Well, science explains birth defects as structural or developmental abnormalities that are present at childbirth, which cause certain disability. Genetic disorder, chromosomal imbalance or infections during pregnancy are the possible causes of birth defects.

I’m wondering, is there a way of preventing birth defects?

Birth defect prevention is not an easy process as I have learned from some reading around the internet. Health professionals are still in the process of collecting valuable data to come up with a definite and precise answer to this issue.

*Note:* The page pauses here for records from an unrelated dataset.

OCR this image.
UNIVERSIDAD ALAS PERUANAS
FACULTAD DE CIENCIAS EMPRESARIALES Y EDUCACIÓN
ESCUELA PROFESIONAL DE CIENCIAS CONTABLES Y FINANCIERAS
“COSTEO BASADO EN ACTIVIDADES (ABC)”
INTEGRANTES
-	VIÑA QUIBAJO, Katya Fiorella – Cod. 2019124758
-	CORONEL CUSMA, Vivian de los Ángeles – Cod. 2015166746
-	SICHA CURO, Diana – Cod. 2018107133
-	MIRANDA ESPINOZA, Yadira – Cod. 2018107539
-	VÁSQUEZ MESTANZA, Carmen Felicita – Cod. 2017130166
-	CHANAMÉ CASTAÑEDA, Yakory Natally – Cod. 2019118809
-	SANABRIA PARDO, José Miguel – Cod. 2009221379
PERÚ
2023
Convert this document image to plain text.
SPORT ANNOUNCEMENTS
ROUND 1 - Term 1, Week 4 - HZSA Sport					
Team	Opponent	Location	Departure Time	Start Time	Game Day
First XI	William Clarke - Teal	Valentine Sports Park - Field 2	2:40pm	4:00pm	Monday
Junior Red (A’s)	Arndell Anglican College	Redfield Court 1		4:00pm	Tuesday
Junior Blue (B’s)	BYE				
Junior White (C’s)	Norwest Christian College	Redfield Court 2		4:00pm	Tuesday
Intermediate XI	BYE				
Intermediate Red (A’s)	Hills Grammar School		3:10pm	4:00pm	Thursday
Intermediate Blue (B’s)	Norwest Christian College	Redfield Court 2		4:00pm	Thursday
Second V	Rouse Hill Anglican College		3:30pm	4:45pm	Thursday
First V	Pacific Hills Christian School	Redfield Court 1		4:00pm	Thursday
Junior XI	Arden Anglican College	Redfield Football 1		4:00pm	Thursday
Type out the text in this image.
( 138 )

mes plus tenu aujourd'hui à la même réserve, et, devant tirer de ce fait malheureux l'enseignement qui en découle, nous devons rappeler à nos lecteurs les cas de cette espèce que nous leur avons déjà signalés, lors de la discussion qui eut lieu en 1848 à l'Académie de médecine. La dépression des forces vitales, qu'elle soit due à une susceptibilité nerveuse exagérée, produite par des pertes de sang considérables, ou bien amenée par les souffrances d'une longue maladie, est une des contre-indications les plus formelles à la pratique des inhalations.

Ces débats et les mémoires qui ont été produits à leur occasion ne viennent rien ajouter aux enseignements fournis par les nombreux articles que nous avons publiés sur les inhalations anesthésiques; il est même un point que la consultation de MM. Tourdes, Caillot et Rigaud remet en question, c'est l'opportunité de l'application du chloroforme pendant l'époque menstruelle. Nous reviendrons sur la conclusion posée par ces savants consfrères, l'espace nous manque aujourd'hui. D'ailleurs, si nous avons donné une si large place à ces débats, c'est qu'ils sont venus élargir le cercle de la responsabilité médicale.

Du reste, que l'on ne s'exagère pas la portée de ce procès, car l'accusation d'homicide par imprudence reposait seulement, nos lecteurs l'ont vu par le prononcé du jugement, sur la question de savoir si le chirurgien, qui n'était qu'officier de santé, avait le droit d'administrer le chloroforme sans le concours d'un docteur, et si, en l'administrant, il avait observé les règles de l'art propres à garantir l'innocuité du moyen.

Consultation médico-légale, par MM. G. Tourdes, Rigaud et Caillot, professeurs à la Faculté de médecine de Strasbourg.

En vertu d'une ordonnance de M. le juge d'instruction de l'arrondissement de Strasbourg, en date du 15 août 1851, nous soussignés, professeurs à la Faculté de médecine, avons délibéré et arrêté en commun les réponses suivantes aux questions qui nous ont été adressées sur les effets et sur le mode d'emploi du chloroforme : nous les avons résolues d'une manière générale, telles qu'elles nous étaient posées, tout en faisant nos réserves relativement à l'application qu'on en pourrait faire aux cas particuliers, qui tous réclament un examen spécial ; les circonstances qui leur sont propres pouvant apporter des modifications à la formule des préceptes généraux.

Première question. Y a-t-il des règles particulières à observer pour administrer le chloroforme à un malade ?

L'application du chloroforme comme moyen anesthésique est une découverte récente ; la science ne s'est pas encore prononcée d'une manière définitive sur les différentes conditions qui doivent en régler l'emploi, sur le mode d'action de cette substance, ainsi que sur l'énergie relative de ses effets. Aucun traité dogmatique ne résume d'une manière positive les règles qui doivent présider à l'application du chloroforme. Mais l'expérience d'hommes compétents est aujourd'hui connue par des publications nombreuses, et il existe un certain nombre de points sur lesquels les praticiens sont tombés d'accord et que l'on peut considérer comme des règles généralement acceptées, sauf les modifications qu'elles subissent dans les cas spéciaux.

However, in the website that I have visited, they have found out some vital information that leads to the prevention of birth defects. Allow me to share it here:

  • Folic acid is a B vitamin. Taking folic acid supplements before getting pregnant and in early pregnancy lowers the risk of having a baby with serious birth defects of the brain and spine (neural tube defects). For this reason, all women who can become pregnant should take supplements containing 400 micrograms of folic acid every day.
  • Drinking alcohol during pregnancy can cause the baby to be born with fetal alcohol spectrum disorders (FASDs). Pregnant women should not drink alcohol any time during pregnancy.
  • Smoking in the month before getting pregnant and throughout pregnancy increases the chance of premature birth, certain birth defects (such as cleft lip, cleft palate, or both), and infant death. Quitting smoking before getting pregnant is best. However, for women who are already pregnant, quitting as early as possible can still help protect against some health problems.
  • Women who are obese when they get pregnant have a higher risk of having a baby with serious birth defects of the brain and spine (neural tube defects) and some heart defects. Helping women to reach a healthy weight before they get pregnant could prevent birth defects.
  • Poor control of diabetes in pregnant women increases the chance for birth defects, and might cause serious complications for the mother, too. If a woman with diabetes keeps her blood sugar well-controlled before and during pregnancy, she can reduce the chance of having a baby with birth defects.
  • Taking certain medications just before or during pregnancy might cause serious birth defects, but the safety of many medications taken by pregnant women has been difficult to determine. If you are pregnant or planning a pregnancy, you should not stop taking medications you need or begin taking new medications without first talking with your doctor. This includes prescription and over-the-counter medications and dietary or herbal products (http://www.cdc.gov/ncbddd/birthdefects/research.html)

I feel that this information is important for everyone to know so I am giving this valuable space here on my blog. Together, with proper knowledge, we can all contribute to the process of preventing birth defects by avoiding dangerous factors that may adversely affect pregnancy.